L’induction du modèle de pyodermite, la collecte d’échantillons et les études d’efficacité pharmacologique, requièrent une contention légère des animaux. Les animaux sont habitués à la contention et au contact des expérimentateurs en étant régulièrement manipulés. Depuis leur inclusion dans l’étude jusqu’à la dernière observation, l’état de santé général des animaux sera observé a minima 2 fois par jour pour s’assurer qu’aucune réaction non attendue est observée. Des observations locales seront également prévues a minima une fois durant la phase d’acclimatation, à J0, les 5 jours suivants la phase d’induction puis tous les 2 à 4 jours jusqu’à guérison du chien. Les examens cliniques locaux pourront cependant être plus fréquents si les besoins de l’étude le justifient, par exemple, réalisés quotidiennement tout au long de la phase expérimentale. Le personnel de l’EU en charge des observations est expérimenté et formé à reconnaitre un état de santé ou comportement anormal devant être signalé au vétérinaire de l’étude. Des points limites seront définis et précisés dans chaque plan d’étude. Si un des points limites est atteint, le chien sera immédiatement retiré de la phase expérimentale et traité. Les chiens devant être hébergés en box individuel durant la phase expérimentale (maximum 20 jours), un enrichissement compensatoire avec des jeux spécifiques (tapis de léchage) leur sera fourni. Deux à trois jours après l’induction du modèle, les chiens pourront sortir faire de l’exercice, 2 à 3 fois par semaine, en individuel et sous surveillance. Les interactions avec le personnel qualifié de l’EU seront plus fréquentes qu’en hébergement collectif. Le temps en box individuel sera ajusté à chaque étude de mise en place afin de le réduire au maximum. Il sera discuté pour chaque étude avec la SBEA. L’hébergement collectif sera privilégié pour chaque étude qui le permettra. Dès qu’un animal sera guéri, il pourra de nouveau être placé en box collectif.

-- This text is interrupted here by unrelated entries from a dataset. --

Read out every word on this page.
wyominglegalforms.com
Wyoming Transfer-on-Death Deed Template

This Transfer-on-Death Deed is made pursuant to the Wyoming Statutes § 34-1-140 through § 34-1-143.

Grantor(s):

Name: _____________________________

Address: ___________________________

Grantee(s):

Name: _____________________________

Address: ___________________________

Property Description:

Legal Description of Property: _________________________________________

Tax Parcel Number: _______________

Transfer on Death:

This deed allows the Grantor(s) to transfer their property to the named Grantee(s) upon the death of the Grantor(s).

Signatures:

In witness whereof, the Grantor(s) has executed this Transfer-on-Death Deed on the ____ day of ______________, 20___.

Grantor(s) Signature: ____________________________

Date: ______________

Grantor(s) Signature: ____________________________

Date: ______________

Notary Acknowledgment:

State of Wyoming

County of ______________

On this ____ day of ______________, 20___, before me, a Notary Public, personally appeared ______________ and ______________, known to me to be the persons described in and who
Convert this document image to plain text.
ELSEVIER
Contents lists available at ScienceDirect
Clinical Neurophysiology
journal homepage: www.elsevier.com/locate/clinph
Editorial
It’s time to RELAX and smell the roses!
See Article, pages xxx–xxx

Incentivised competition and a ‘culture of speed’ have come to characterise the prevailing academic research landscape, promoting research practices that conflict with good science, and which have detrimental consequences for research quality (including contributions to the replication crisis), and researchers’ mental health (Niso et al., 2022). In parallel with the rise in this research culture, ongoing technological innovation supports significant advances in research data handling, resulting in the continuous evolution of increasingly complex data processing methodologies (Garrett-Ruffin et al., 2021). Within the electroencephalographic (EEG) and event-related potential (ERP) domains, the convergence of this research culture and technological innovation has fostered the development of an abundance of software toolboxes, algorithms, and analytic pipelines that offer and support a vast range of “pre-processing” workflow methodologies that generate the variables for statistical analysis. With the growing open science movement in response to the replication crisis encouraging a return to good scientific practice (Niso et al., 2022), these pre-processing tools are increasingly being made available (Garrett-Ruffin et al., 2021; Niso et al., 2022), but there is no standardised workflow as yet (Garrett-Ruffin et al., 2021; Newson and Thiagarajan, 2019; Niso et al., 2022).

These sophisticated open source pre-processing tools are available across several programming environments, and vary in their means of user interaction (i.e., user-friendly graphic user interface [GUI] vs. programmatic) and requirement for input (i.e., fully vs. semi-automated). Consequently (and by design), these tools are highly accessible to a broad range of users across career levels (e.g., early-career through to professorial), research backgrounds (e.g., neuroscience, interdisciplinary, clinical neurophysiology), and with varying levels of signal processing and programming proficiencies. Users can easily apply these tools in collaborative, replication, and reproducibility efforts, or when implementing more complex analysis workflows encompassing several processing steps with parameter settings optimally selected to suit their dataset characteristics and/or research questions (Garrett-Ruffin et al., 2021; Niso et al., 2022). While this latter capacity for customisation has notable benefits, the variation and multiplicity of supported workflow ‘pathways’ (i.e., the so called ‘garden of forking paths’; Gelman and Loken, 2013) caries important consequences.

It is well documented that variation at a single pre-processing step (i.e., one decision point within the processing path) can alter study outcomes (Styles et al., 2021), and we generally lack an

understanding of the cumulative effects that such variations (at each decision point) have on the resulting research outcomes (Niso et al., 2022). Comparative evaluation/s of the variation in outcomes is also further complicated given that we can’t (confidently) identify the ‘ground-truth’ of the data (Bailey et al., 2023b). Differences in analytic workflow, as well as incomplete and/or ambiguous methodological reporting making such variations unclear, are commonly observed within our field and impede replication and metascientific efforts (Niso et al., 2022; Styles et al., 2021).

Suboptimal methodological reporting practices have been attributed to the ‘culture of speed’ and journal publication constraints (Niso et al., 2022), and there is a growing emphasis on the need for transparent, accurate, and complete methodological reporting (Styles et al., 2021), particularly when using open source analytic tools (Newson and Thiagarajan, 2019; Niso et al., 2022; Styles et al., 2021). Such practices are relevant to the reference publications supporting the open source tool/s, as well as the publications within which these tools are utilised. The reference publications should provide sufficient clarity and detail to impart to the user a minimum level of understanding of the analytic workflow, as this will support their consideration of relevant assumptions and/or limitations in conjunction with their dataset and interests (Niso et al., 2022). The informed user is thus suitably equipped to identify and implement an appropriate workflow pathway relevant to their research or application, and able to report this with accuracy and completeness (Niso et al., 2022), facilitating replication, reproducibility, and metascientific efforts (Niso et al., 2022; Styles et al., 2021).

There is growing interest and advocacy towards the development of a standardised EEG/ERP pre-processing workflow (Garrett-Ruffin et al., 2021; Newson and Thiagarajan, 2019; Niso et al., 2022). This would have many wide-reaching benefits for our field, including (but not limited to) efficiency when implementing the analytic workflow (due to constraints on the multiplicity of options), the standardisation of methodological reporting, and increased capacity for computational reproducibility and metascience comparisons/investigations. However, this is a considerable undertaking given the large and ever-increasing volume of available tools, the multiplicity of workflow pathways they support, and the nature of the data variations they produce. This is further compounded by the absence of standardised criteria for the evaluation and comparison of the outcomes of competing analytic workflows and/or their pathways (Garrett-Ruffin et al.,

Expliquer le choix des espèces et les stades de développement y afférents.

Les produits vétérinaires doivent obligatoirement être testés dans l’espèce de destination. L’espèce de destination des traitements contre la pyodermite étant le chien et l’absence d’alternative à l’utilisation d’animaux justifie l’utilisation des chiens dans ce projet. Les modèles seront à mettre en place chez des chiens adultes sains avec un système immunitaire mature soit des animaux de plus de 10 mois.